Small fiber neuropathy can either be idiopathic, meaning the cause is unknown, or secondary to various medical conditions and factors, including: 8

  • Diabetes: The most common cause.
  • Autoimmune Diseases: Such as Sjögren’s syndrome and lupus.
  • Infections: Like Lyme disease and HIV.
  • Vitamin/Micronutrient related: Example Vitamin B12 deficiency.
  • Toxic: Example Excessive alcohol use and.Heavy metal toxicity
  • Genetic Factors: Familial cases are increasingly recognized. Fabry’s disease AndMutation in sodium channels are two examples.

Footnotes

  1. Tavee, J. and Zhou, L., 2009. Small fiber neuropathy: a burning problem. Cleve Clin J Med76 (5), pp.298.

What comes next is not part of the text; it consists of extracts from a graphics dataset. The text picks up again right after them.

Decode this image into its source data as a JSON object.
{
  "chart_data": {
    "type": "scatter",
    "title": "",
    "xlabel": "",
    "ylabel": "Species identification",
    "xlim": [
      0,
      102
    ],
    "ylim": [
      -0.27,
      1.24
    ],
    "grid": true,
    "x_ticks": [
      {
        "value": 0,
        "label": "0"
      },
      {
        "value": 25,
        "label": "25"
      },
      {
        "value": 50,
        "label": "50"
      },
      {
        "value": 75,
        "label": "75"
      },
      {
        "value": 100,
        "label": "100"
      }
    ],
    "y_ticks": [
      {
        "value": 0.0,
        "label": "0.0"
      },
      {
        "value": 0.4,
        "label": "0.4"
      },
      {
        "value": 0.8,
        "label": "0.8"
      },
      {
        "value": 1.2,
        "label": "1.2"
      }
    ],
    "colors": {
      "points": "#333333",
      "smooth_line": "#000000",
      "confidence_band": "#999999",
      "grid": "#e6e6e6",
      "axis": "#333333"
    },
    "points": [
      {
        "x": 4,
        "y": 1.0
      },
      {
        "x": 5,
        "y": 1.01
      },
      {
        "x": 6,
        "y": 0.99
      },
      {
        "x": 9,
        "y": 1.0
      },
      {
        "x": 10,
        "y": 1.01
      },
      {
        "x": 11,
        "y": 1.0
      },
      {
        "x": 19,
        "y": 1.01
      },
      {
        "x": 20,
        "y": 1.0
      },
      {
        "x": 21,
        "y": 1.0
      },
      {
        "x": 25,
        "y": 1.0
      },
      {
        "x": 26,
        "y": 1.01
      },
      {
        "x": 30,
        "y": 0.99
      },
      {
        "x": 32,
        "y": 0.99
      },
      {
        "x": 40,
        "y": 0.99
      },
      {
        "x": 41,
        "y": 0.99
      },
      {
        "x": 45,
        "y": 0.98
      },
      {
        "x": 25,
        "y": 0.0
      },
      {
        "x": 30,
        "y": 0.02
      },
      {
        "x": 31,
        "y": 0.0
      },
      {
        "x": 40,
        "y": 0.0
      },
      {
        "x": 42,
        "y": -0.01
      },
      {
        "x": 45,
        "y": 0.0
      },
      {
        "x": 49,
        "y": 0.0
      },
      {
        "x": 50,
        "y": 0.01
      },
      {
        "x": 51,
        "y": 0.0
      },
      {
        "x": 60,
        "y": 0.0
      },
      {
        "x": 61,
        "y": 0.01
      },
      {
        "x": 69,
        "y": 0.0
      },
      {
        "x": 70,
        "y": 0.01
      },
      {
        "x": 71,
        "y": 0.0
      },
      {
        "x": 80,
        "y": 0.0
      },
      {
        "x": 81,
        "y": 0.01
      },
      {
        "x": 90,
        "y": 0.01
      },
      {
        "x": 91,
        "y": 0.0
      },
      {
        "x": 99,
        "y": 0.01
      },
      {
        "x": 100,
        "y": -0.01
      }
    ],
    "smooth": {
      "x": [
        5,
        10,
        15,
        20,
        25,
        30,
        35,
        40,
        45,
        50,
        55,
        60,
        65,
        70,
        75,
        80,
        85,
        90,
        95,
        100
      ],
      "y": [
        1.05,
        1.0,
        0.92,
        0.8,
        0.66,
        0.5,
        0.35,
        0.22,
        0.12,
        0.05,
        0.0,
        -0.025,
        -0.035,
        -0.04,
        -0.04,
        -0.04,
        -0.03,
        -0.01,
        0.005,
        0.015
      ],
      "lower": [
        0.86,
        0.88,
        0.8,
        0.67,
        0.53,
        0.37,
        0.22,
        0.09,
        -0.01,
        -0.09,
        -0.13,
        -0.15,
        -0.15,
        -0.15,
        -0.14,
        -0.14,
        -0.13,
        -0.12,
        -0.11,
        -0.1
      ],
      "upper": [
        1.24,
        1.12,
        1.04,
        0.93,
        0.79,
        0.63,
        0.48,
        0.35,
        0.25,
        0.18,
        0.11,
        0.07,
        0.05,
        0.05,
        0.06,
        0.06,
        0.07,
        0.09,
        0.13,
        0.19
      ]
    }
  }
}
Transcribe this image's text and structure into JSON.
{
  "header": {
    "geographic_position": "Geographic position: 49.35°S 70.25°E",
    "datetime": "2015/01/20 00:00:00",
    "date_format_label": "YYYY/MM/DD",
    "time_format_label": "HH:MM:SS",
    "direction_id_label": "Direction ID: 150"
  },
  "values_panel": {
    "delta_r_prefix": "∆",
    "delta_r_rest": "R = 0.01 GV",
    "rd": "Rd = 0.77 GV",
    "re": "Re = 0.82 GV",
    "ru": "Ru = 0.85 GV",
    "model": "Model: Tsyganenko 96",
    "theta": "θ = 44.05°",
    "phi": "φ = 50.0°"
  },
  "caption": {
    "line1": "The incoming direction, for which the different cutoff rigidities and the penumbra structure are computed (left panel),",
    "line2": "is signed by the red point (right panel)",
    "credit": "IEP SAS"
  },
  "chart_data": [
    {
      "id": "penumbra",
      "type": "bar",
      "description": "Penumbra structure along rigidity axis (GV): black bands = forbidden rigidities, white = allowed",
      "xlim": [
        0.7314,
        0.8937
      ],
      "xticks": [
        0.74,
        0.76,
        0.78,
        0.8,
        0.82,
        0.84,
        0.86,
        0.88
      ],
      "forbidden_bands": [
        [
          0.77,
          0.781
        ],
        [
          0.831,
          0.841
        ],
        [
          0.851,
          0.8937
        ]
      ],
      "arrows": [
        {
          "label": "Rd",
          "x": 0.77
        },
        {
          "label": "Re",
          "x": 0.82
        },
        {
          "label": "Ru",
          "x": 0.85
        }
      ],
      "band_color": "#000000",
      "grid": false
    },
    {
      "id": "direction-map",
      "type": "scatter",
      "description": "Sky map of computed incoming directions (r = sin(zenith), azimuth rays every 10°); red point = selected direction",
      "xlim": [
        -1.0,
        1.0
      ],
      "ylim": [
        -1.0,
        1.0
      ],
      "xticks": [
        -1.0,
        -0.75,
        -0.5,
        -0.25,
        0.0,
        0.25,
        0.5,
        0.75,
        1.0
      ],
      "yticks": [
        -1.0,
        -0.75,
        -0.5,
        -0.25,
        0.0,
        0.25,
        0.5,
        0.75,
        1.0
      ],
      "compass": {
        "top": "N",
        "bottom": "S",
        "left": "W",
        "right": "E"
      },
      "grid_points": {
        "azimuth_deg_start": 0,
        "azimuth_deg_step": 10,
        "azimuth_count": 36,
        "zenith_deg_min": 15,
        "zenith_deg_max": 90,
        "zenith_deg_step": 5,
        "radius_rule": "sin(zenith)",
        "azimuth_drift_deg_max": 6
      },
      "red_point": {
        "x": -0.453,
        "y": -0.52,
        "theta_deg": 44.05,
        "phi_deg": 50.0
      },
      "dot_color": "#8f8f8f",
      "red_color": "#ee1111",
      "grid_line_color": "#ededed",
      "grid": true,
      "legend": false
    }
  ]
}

  2. Peters, M.J., Bakkers, M., Merkies, I.S., Hoeijmakers, J.G., van Raak, E.P. and Faber, C.G., 2013. Incidence and prevalence of small-fiber neuropathy: a survey in the Netherlands. Neurology81 (15), pp.1356-1360.

  3. Voortman, M., Fritz, D., Vogels, O.J., Eftimov, F., van de Beek, D., Brouwer, M.C. and Drent, M., 2017. Small fiber neuropathy: a disabling and underrecognized syndrome. Current Opinion in Pulmonary Medicine23 (5), pp.447-457. 2 3 4

  4. Themistocleous AC, Ramirez JD, Shillo PR, Lees JG, Selvarajah D. The Pain in Neuropathy Study (PiNS): A cross-sectional observational study determining the somatosensory phenotype of painful and painless diabetic neuropathy. 2016;157:1132-45. 2

  5. Djouhri L, Lawson SN. A-Fiber Nociceptive Primary Afferent Neurons: A Review of Incidence and Properties in Relation to Other Afferent A-Fiber Neurons in Mammals. Vol 46.; 2004. doi:10.1016/j.brainresrev.2004. 07.015

  6. Lauria G, Lombardi R. Small fiber neuropathy: is skin biopsy the holy grail? Curr Diab Rep 2012; 12:384–392.

  7. Khan S, Zhou L. Characterization of nonlength-dependent small-fiber sensory neuropathy. Muscle Nerve 2012; 45:86–91.

  8. Farhad K. Current Diagnosis and Treatment of Painful Small Fiber Neuropathy. Curr Neurol Neurosci Rep. 2019;19(12):103. Published 2019 Nov 26. doi:10.1007/s11910-019-1020-1.